The exhibit starts off with the sole Colorado piece, Mangold's "PTTSAAES 4-01," a stainless-steel zigzagging vertical form on three legs. Across from it is "Untitled," by New York master Mark di Suvero, a stainless-steel, titanium and wood sculpture in which an elaborate cluster of shapes balances on a vertical pole.

The di Suvero is too small to go outside and too valuable to risk being stolen. A similar piece is Sir Anthony Caro's "Table Piece Y-34," made from steel in 1983-85. If it were up to me, I'd keep the undated John Henry piece, "Untitled," inside, too, even though it's larger than the other two. If it is put outside, the rich, orange-red paint that covers the radiating steel bars will fade and need to be redone.

However, Guy Dill's gorgeous "Wolf Angel," from 1998, could be placed outside. The sculpture, a series of arching shapes in black painted steel, rests on a disk of stainless steel. Though it's not very large, it does have a monumental presence. That could also be said for Stephen Hokanson's "In Stance," a welded-steel sculpture from 2000 that features a long cantilevered element, and John Hock's "Franconia F. Horse II," a fabricated steel cluster also from 2000.

Leitner wants to install these pieces in a sculpture garden she hopes to build between the Civic Center and the under-construction building by Tryba. "We're talking to Englewood about it right now," she says.
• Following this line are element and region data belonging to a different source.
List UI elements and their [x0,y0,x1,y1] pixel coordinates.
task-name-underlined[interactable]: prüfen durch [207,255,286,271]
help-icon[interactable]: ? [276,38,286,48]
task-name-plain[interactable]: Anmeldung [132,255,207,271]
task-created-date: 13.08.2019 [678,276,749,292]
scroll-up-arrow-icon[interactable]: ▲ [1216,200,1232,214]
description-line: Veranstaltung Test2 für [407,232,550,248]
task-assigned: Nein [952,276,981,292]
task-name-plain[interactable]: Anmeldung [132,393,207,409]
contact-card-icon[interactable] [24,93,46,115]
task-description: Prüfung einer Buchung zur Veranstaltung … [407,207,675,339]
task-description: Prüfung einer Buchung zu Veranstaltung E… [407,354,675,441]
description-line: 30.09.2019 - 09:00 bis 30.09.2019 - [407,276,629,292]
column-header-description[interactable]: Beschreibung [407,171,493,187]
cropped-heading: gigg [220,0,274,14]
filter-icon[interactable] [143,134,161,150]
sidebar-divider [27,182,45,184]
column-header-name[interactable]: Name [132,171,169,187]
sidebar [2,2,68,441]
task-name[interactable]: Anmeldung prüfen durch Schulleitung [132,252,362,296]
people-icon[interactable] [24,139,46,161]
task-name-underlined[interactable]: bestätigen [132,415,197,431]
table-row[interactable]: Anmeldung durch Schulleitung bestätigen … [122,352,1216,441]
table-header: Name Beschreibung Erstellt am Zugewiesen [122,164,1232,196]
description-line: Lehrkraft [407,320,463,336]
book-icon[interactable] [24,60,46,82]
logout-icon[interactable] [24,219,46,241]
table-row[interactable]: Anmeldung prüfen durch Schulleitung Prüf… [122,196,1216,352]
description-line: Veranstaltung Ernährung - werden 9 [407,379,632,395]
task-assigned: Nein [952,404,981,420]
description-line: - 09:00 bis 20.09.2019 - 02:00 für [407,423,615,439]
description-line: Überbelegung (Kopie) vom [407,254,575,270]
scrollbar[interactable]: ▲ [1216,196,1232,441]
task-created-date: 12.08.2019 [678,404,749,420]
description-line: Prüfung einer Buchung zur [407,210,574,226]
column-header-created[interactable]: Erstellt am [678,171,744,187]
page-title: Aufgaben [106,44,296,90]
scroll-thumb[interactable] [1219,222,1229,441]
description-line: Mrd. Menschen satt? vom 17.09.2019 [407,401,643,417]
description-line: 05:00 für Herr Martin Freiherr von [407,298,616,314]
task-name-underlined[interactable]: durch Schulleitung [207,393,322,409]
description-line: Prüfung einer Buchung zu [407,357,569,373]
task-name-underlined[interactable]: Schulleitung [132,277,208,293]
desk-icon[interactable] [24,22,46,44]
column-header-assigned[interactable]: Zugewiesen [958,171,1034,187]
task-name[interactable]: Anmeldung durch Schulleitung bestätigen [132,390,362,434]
The money hasn't yet been raised to purchase the ISC collection, but MOA is committed to getting it. "We're exploring a number of funding options," Leitner says. "We're even considering an adopt-a-sculpture concept where individual donors could purchase individual pieces, but if worse comes to worst, we'll pay for it ourselves."

It may take more than the ISC collection and the cartload of sculptures MOA brought with it to dress up the less-than-promising Englewood CityCenter. But you know what? It couldn't hurt.